De eigenaar of houder van een hond, die een aanlijn‐ en/of muilkorfgebod opgelegd heeft gekregen, kan handelingen verrichten waardoor de het bevoegde bestuursorgaan het besluit heroverweegt. De eigenaar van de hond kan de hond zelf laten onderzoeken door een daartoe gecertificeerde instelling. Dit gebeurt op zijn kosten. Indien uit het onderzoek blijkt dat de hond geen gevaar (meer) vormt, of indien de eigenaar en/of hond (een) cursus(sen) heeft/hebben gevolgd, die door de onderzoeker wordt voorgesteld en uit het onderzoek vervolgens blijkt dat de hond geen gevaar (meer) vormt, kan het bestuursorgaan het besluit tot het opleggen van een aanlijn‐ en of muilkorfgebod van de hond heroverwegen.

 

De eigenaar/houder van de hond dient een schriftelijk verzoek in te dienen met het verzoek het besluit te heroverwegen met toevoeging van een schriftelijke rapportage van het onderzoek.

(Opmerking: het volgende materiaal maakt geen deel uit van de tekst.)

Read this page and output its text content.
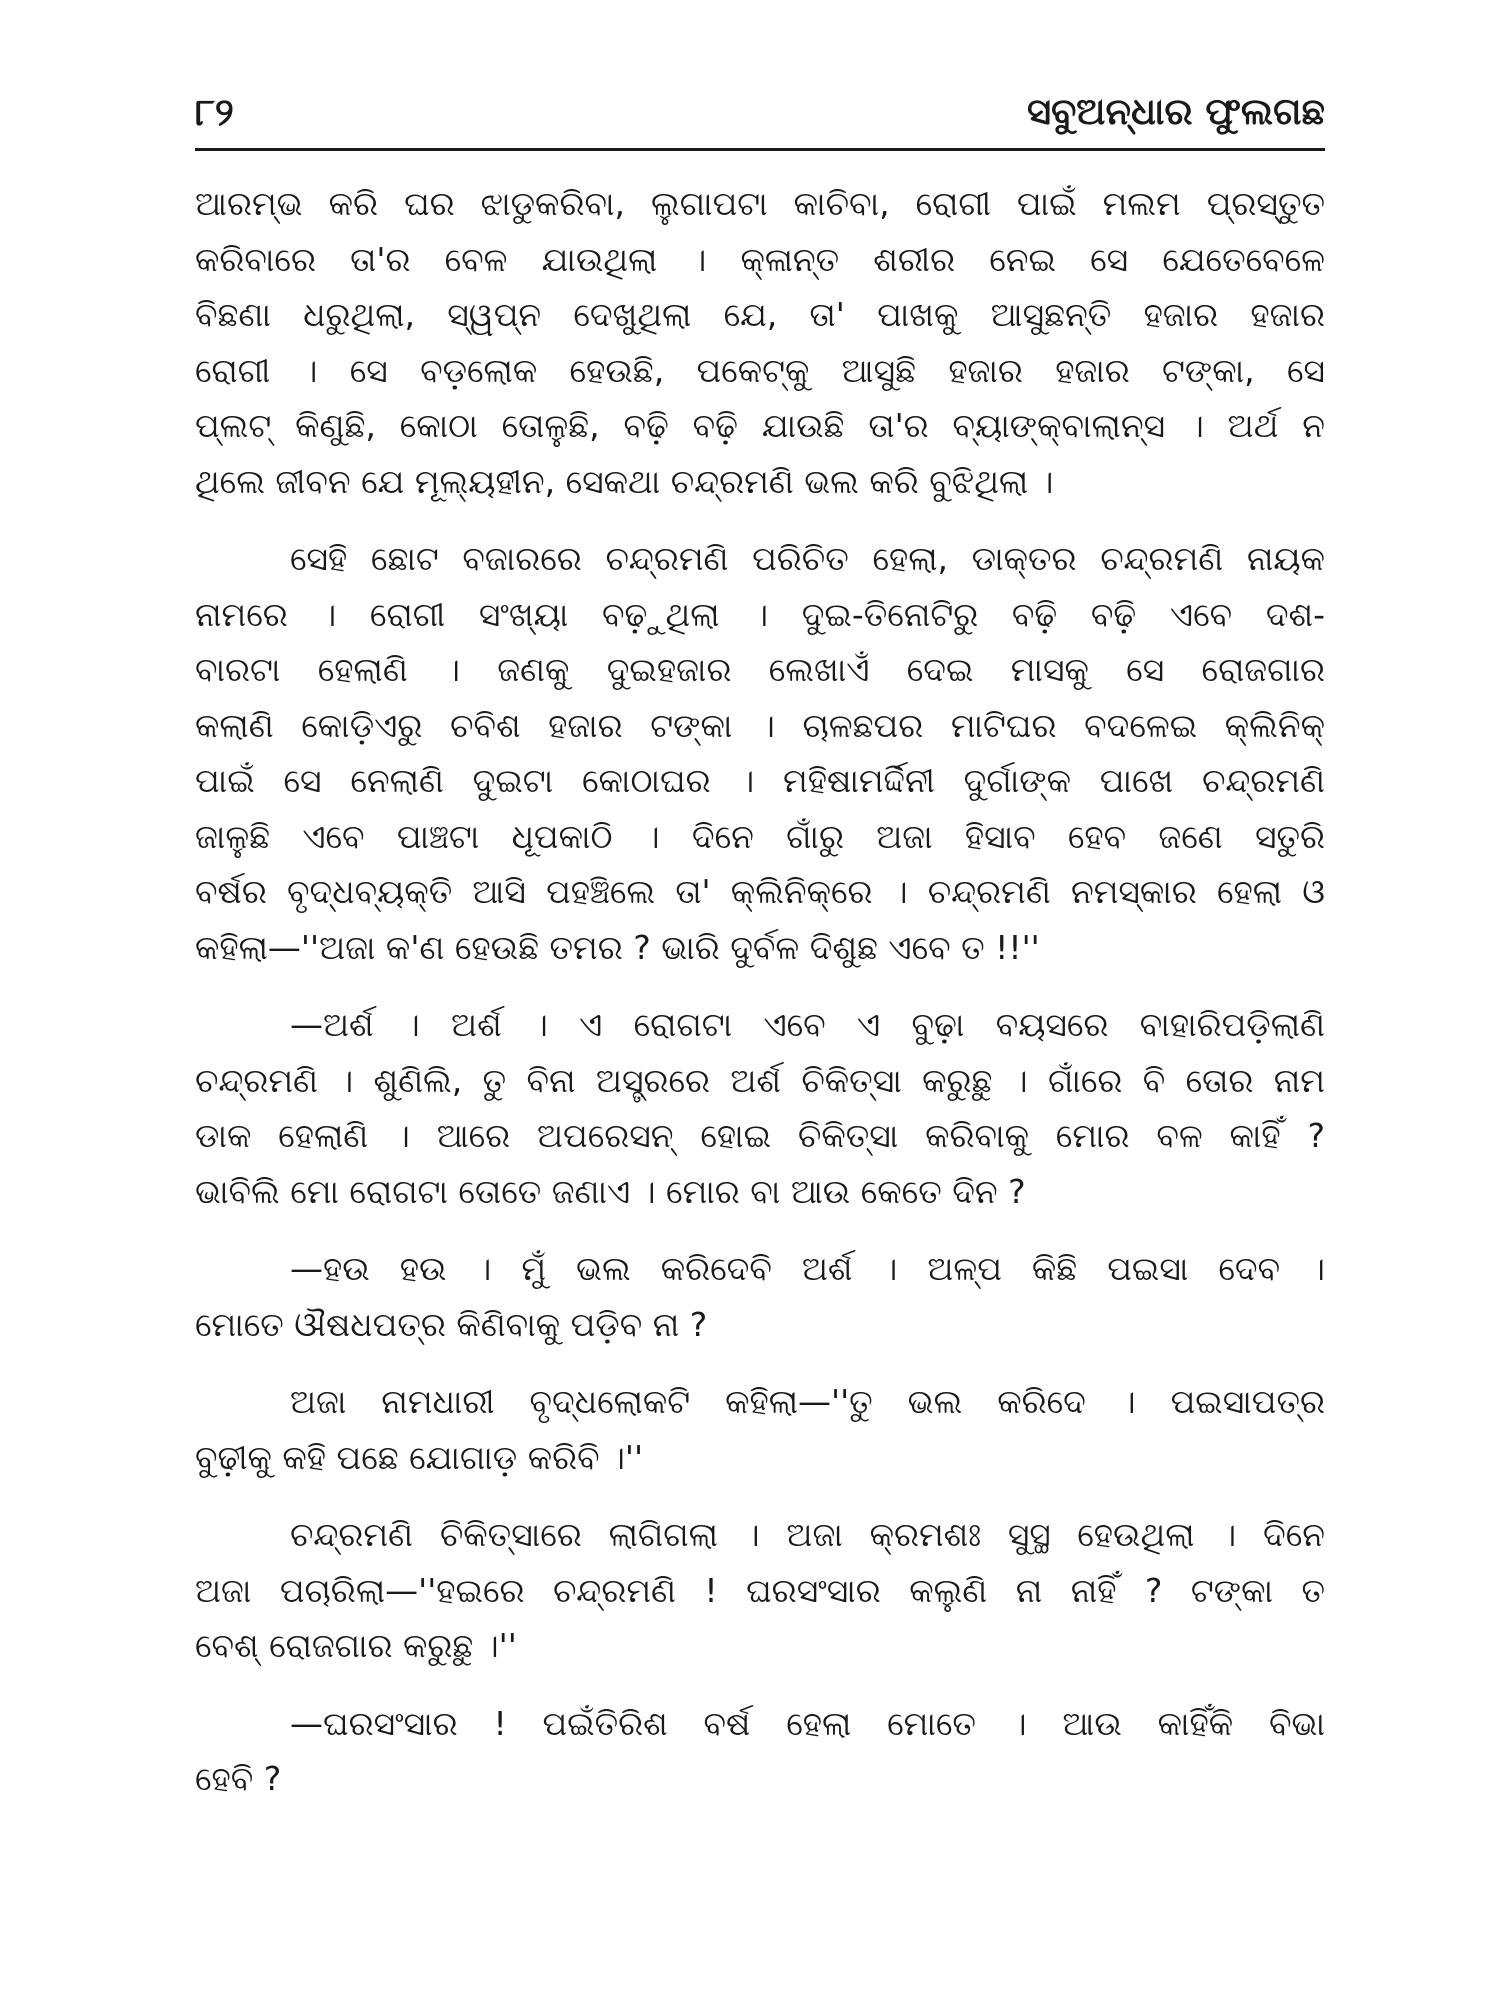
୮୨	ସବୁଅନ୍ଧାର ଫୁଲଗଛ
ଆରମ୍ଭ କରି ଘର ଝାଡୁକରିବା, ଲୁଗାପଟା କାଚିବା, ରୋଗୀ ପାଇଁ ମଲମ ପ୍ରସ୍ତୁତ
କରିବାରେ ତା'ର ବେଳ ଯାଉଥିଲା । କ୍ଳାନ୍ତ ଶରୀର ନେଇ ସେ ଯେତେବେଳେ
ବିଛଣା ଧରୁଥିଲା, ସ୍ୱପ୍ନ ଦେଖୁଥିଲା ଯେ, ତା' ପାଖକୁ ଆସୁଛନ୍ତି ହଜାର ହଜାର
ରୋଗୀ । ସେ ବଡ଼ଲୋକ ହେଉଛି, ପକେଟ୍‌କୁ ଆସୁଛି ହଜାର ହଜାର ଟଙ୍କା, ସେ
ପ୍ଲଟ୍ କିଣୁଛି, କୋଠା ତୋଳୁଛି, ବଢ଼ି ବଢ଼ି ଯାଉଛି ତା'ର ବ୍ୟାଙ୍କ୍‌ବାଲାନ୍ସ । ଅର୍ଥ ନ
ଥିଲେ ଜୀବନ ଯେ ମୂଲ୍ୟହୀନ, ସେକଥା ଚନ୍ଦ୍ରମଣି ଭଲ କରି ବୁଝିଥିଲା ।
ସେହି ଛୋଟ ବଜାରରେ ଚନ୍ଦ୍ରମଣି ପରିଚିତ ହେଲା, ଡାକ୍ତର ଚନ୍ଦ୍ରମଣି ନାୟକ
ନାମରେ । ରୋଗୀ ସଂଖ୍ୟା ବଢ଼ୁଥିଲା । ଦୁଇ-ତିନୋଟିରୁ ବଢ଼ି ବଢ଼ି ଏବେ ଦଶ-
ବାରଟା ହେଲାଣି । ଜଣକୁ ଦୁଇହଜାର ଲେଖାଏଁ ଦେଇ ମାସକୁ ସେ ରୋଜଗାର
କଲାଣି କୋଡ଼ିଏରୁ ଚବିଶ ହଜାର ଟଙ୍କା । ଚାଳଛପର ମାଟିଘର ବଦଳେଇ କ୍ଲିନିକ୍
ପାଇଁ ସେ ନେଲାଣି ଦୁଇଟା କୋଠାଘର । ମହିଷାମର୍ଦ୍ଦିନୀ ଦୁର୍ଗାଙ୍କ ପାଖେ ଚନ୍ଦ୍ରମଣି
ଜାଳୁଛି ଏବେ ପାଞ୍ଚଟା ଧୂପକାଠି । ଦିନେ ଗାଁରୁ ଅଜା ହିସାବ ହେବ ଜଣେ ସତୁରି
ବର୍ଷର ବୃଦ୍ଧବ୍ୟକ୍ତି ଆସି ପହଞ୍ଚିଲେ ତା' କ୍ଲିନିକ୍‌ରେ । ଚନ୍ଦ୍ରମଣି ନମସ୍କାର ହେଲା ଓ
କହିଲା—''ଅଜା କ'ଣ ହେଉଛି ତମର ? ଭାରି ଦୁର୍ବଳ ଦିଶୁଛ ଏବେ ତ !!''
—ଅର୍ଶ । ଅର୍ଶ । ଏ ରୋଗଟା ଏବେ ଏ ବୁଢ଼ା ବୟସରେ ବାହାରିପଡ଼ିଲାଣି
ଚନ୍ଦ୍ରମଣି । ଶୁଣିଲି, ତୁ ବିନା ଅସ୍ତ୍ରରେ ଅର୍ଶ ଚିକିତ୍ସା କରୁଛୁ । ଗାଁରେ ବି ତୋର ନାମ
ଡାକ ହେଲାଣି । ଆରେ ଅପରେସନ୍ ହୋଇ ଚିକିତ୍ସା କରିବାକୁ ମୋର ବଳ କାହିଁ ?
ଭାବିଲି ମୋ ରୋଗଟା ତୋତେ ଜଣାଏ । ମୋର ବା ଆଉ କେତେ ଦିନ ?
—ହଉ ହଉ । ମୁଁ ଭଲ କରିଦେବି ଅର୍ଶ । ଅଳ୍ପ କିଛି ପଇସା ଦେବ ।
ମୋତେ ଔଷଧପତ୍ର କିଣିବାକୁ ପଡ଼ିବ ନା ?
ଅଜା ନାମଧାରୀ ବୃଦ୍ଧଲୋକଟି କହିଲା—''ତୁ ଭଲ କରିଦେ । ପଇସାପତ୍ର
ବୁଢ଼ୀକୁ କହି ପଛେ ଯୋଗାଡ଼ କରିବି ।''
ଚନ୍ଦ୍ରମଣି ଚିକିତ୍ସାରେ ଲାଗିଗଲା । ଅଜା କ୍ରମଶଃ ସୁସ୍ଥ ହେଉଥିଲା । ଦିନେ
ଅଜା ପଚାରିଲା—''ହଇରେ ଚନ୍ଦ୍ରମଣି ! ଘରସଂସାର କଲୁଣି ନା ନାହିଁ ? ଟଙ୍କା ତ
ବେଶ୍ ରୋଜଗାର କରୁଛୁ ।''
—ଘରସଂସାର ! ପଇଁତିରିଶ ବର୍ଷ ହେଲା ମୋତେ । ଆଉ କାହିଁକି ବିଭା
ହେବି ?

Het bestuursorgaan zal het resultaat van het onderzoek meenemen in de heroverweging van het besluit. Mocht het bestuursorgaan bij de heroverweging afwijken van het advies van de onderzoeker, dan zal dit in het besluit worden gemotiveerd.

 

Relevante jurisprudentie bijv.:

RVS:2014:2380

RVS:2014:4779

RVS:2014:4659 RVS:2015:3689

4 Afwijken van beleid

In dit beleid is vastgelegd hoe de gemeente omgaat met bijtincidenten. Deze incidenten zijn afhankelijk van de situatie. In voorkomende gevallen is het voor het bestuursorgaan mogelijk om af te wijken van het bovenstaande beleid, zowel met lichtere maatregelen als met verzwarende maatregelen. Dit betekent dat stappen kunnen worden overgeslagen, dan wel dat een lichtere vorm kan worden gekozen bij het afhandelen van een melding.

 

Redenen voor lichtere maatregelen kunnen zijn:

  • -

    het gevolgd hebben van een cursus;

  • -

    maatregelen treffen, zoals de hond altijd aangelijnd uitlaten;

  • -

    de reden voor het bijtincident is gelegen in zelfverdediging van de hond.

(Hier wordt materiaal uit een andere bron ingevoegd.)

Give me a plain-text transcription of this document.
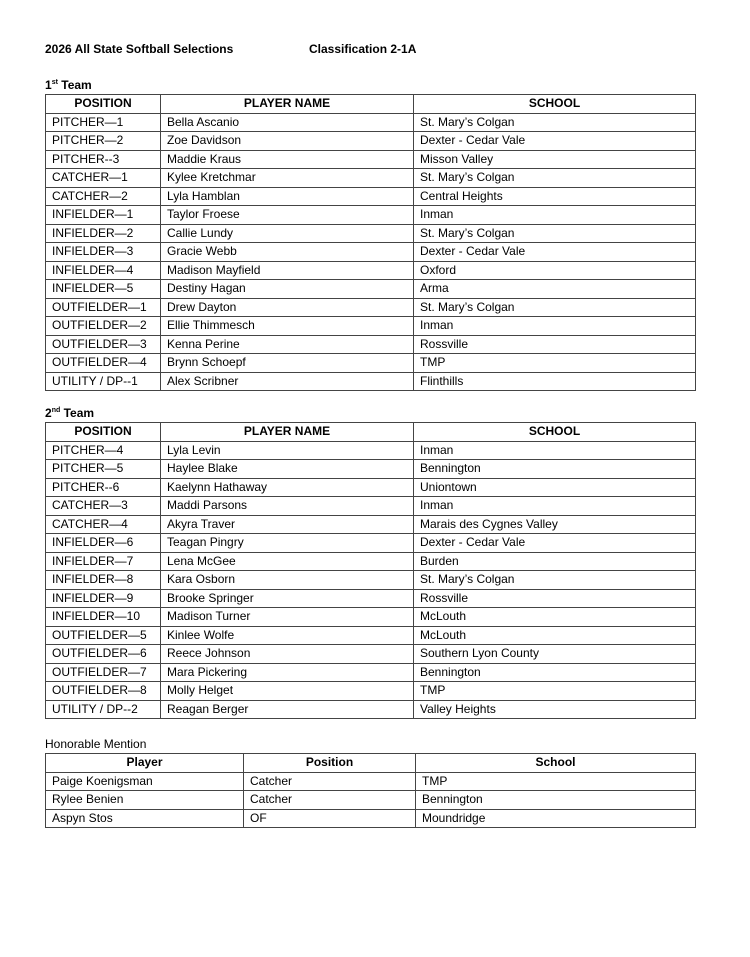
2026 All State Softball Selections	Classification 2-1A
1st Team
POSITION	PLAYER NAME	SCHOOL
PITCHER—1	Bella Ascanio	St. Mary’s Colgan
PITCHER—2	Zoe Davidson	Dexter - Cedar Vale
PITCHER--3	Maddie Kraus	Misson Valley
CATCHER—1	Kylee Kretchmar	St. Mary’s Colgan
CATCHER—2	Lyla Hamblan	Central Heights
INFIELDER—1	Taylor Froese	Inman
INFIELDER—2	Callie Lundy	St. Mary’s Colgan
INFIELDER—3	Gracie Webb	Dexter - Cedar Vale
INFIELDER—4	Madison Mayfield	Oxford
INFIELDER—5	Destiny Hagan	Arma
OUTFIELDER—1	Drew Dayton	St. Mary’s Colgan
OUTFIELDER—2	Ellie Thimmesch	Inman
OUTFIELDER—3	Kenna Perine	Rossville
OUTFIELDER—4	Brynn Schoepf	TMP
UTILITY / DP--1	Alex Scribner	Flinthills
2nd Team
POSITION	PLAYER NAME	SCHOOL
PITCHER—4	Lyla Levin	Inman
PITCHER—5	Haylee Blake	Bennington
PITCHER--6	Kaelynn Hathaway	Uniontown
CATCHER—3	Maddi Parsons	Inman
CATCHER—4	Akyra Traver	Marais des Cygnes Valley
INFIELDER—6	Teagan Pingry	Dexter - Cedar Vale
INFIELDER—7	Lena McGee	Burden
INFIELDER—8	Kara Osborn	St. Mary’s Colgan
INFIELDER—9	Brooke Springer	Rossville
INFIELDER—10	Madison Turner	McLouth
OUTFIELDER—5	Kinlee Wolfe	McLouth
OUTFIELDER—6	Reece Johnson	Southern Lyon County
OUTFIELDER—7	Mara Pickering	Bennington
OUTFIELDER—8	Molly Helget	TMP
UTILITY / DP--2	Reagan Berger	Valley Heights
Honorable Mention
Player	Position	School
Paige Koenigsman	Catcher	TMP
Rylee Benien	Catcher	Bennington
Aspyn Stos	OF	Moundridge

Redenen voor verzwarende maatregelen kunnen zijn:

  • -

    als de eigenaar het incident bagatelliseert;

  • -

    als de eigenaar de hond heeft aangezet tot bijten.

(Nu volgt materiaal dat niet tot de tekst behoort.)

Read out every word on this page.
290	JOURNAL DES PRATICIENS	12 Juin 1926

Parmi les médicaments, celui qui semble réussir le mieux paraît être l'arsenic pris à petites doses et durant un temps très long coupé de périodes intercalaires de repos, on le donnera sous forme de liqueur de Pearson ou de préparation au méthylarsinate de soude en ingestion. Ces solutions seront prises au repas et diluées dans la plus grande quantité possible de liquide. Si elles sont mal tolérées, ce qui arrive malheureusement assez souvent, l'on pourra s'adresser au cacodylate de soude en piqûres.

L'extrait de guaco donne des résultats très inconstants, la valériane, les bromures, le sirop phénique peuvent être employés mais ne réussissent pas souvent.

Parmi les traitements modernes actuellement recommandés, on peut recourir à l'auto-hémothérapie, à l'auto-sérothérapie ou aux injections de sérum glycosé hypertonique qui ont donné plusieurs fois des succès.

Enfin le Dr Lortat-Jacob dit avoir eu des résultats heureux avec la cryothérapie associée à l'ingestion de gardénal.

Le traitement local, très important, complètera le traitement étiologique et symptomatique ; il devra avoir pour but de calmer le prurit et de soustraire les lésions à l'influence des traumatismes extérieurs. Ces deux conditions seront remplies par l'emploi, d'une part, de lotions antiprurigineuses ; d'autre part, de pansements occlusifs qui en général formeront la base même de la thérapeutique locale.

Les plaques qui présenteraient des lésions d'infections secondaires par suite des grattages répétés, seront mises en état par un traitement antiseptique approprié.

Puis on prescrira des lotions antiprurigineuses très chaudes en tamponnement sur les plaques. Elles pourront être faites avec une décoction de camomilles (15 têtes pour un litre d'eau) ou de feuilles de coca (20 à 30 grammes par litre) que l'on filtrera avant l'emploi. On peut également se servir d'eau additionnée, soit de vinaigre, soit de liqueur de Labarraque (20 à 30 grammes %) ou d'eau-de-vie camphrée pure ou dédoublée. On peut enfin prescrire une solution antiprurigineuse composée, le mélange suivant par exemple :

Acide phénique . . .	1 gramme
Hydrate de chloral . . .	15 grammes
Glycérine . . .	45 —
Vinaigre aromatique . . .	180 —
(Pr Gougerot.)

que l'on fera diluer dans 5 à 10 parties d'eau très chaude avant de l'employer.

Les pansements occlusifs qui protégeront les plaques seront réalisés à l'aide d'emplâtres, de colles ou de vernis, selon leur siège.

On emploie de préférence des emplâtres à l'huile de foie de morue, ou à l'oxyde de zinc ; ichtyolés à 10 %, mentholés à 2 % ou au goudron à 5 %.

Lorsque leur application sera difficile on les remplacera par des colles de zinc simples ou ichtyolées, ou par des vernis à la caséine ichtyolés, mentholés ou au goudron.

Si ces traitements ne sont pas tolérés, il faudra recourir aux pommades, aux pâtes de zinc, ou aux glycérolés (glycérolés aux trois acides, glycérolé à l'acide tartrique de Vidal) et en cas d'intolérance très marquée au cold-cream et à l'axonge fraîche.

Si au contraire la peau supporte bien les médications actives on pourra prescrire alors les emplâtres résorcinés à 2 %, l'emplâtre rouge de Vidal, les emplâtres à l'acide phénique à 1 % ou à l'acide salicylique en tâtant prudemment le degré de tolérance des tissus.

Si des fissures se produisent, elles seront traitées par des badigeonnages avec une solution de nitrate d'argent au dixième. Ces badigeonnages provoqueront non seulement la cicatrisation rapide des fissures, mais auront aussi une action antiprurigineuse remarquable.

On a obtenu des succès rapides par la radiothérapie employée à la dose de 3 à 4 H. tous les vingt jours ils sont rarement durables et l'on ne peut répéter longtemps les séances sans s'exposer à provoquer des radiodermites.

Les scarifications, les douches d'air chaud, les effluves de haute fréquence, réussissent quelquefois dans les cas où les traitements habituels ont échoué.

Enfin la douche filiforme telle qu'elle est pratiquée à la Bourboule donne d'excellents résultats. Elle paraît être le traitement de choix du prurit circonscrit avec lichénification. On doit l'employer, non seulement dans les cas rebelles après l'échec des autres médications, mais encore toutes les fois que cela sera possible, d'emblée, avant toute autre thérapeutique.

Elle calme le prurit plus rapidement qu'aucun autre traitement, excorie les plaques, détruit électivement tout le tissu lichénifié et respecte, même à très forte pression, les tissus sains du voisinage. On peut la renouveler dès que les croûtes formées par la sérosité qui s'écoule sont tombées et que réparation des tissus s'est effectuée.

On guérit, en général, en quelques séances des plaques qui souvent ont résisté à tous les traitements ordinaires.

Bij afwijking van het beleid, wordt dit gemotiveerd. Deze mogelijkheid om van het beleid af te wijken is van groot belang, juist omdat een goede afhandeling van een bijtincident afhankelijk is van de specifieke aard en omvang van het incident.

 

STRAFRECHTELIJK TRAJECT

 

Wanneer er sprake is van het door de eigenaar aanhitsen tot agressief gedrag of het niet terughouden van een hond, die een mens aanvalt (artikel 425 onder ten 1e of ten 2e Wetboek van Strafrecht), kan de politie aangifte opnemen en in een heterdaad situatie (al dan niet in overleg met de officier van justitie) overgaan tot (strafrechtelijke) inbeslagname van de hond. De politie dient altijd te vragen of de eigenaar/houder afstand wil doen van de hond.

 

CIVIELRECHTELIJK TRAJECT

 

Civielrechtelijk

Het is mogelijk dat slechts sprake is van een civielrechtelijk schade‐incident. Politie of de operationeel expert GGP verwijst dader en slachtoffer van het bijtincident naar rechtshulpverlener voor de civielrechtelijke mogelijkheden of adviseert partijen om het schade‐incident onderling te regelen.

Aldus vastgesteld te Heerde,

door het college van Heerde in de vergadering van 29 september 2020.